TAX TIP TUESDAY FOR DECEMBER 4, 2018

It has been almost a full year since passage of the Tax Cut and Jobs Act which made sweeping tax changes taking effect for 2018. Although there are only about four weeks left to go before the year ends, it's not too late to implement some planning moves for 2018. Since you are probably an individual human being type taxpayer you need to act before year end. There is not much you can do after the ball drops New Year’s Eve.

But where to start? I suggest start by doing a Tax Reform Impact calculation. Start with that 1-page summary calculation that your tax preparation software prints out for your 2017 tax return. Then, do a side-by-side calculation of that same information using the new 2018 rules. Your tax preparation software may even do this for you. You are likely going to see some striking differences between the 2017 and the 2018 calculations. In the 2018 column: no exemptions, no miscellaneous itemized deductions and other not so good differences. But you may also see some very good things like a much higher standard deduction, a higher child tax credit, a new family tax credit, and the overall benefit of lower tax rates.

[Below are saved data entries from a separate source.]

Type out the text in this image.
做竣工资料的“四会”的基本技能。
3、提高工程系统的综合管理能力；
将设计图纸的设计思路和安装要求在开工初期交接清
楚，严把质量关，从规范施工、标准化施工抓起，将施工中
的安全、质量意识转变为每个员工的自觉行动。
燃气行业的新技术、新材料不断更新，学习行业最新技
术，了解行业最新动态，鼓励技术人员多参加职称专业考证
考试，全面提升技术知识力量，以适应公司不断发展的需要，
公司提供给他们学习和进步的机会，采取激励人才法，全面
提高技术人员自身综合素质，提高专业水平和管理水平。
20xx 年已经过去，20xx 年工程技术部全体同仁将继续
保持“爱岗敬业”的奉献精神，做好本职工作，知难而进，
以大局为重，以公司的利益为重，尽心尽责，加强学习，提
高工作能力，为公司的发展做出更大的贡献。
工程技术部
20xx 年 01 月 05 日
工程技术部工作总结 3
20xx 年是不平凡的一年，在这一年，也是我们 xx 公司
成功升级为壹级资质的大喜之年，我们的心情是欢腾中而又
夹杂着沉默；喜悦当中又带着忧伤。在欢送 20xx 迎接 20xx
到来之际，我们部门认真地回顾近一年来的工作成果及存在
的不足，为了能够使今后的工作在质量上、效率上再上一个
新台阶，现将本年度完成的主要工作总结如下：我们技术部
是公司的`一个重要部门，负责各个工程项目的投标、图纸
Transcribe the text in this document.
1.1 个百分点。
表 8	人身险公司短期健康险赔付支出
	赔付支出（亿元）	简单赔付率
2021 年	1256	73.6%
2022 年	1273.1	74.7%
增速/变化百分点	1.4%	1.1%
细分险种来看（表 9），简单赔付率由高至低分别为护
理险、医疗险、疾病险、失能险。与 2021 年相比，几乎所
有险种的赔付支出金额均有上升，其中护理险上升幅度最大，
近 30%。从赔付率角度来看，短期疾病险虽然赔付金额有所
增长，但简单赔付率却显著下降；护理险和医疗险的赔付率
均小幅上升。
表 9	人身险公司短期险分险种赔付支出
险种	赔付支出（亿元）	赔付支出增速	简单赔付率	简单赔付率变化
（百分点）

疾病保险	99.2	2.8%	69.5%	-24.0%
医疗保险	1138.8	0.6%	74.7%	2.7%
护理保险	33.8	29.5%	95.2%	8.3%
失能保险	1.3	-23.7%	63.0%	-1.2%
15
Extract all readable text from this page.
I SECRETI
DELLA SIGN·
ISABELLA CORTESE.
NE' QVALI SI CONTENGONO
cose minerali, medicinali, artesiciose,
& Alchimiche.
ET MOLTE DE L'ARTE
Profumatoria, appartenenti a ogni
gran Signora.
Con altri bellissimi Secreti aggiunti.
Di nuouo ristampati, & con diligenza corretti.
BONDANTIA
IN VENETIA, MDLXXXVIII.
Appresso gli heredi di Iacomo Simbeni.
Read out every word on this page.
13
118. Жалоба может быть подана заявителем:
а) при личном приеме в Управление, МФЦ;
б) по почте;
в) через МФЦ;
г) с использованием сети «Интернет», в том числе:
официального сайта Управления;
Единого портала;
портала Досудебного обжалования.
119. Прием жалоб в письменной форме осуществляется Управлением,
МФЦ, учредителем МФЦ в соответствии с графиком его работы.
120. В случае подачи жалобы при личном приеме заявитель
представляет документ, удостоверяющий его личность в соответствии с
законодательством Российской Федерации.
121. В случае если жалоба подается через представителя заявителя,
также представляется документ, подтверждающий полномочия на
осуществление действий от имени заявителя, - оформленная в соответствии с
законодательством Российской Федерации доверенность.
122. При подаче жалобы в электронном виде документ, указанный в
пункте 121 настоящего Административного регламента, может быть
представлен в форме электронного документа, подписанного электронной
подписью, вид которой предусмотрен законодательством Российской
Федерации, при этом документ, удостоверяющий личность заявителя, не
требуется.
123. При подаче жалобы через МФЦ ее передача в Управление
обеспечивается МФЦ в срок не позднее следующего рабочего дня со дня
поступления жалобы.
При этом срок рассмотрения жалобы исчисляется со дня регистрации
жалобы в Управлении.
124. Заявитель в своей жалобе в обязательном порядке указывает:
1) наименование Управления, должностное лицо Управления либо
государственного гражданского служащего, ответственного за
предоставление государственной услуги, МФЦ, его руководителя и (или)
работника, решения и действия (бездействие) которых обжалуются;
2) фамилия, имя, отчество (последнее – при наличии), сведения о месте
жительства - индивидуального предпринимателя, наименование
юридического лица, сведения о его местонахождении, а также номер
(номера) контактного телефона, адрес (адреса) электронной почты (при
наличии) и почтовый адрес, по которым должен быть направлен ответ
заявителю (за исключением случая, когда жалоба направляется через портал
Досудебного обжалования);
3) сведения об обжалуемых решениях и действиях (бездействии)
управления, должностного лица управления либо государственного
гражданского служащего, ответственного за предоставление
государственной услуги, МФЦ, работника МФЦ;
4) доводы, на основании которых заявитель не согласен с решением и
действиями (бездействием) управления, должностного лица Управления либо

So here is the tip for today. If you notice that your level of itemized deductions for 2017 is close to your new standard deduction level for 2018, you might benefit from applying a bunching strategy to deductible contributions and/or payments of medical expenses. This is done by accelerating or deferring discretionary medical expenses and/or charitable contributions into the year where they will do some tax good. For example, I have a good friend whose normal level of itemized deductions is just a little higher than her new standard deduction and a good part of those itemized deductions is charitable contributions. If she accelerates some of her 2019 donations into 2018 and then defers some into 2020, she will noticeably decrease her tax for 2018 and 2020 with no noticeable increase in 2019. Why? Because in 2019 her new higher standard deduction will keep her taxable income at its usual level while the increased deductions in 2018 and 2020 will garner her a higher refund.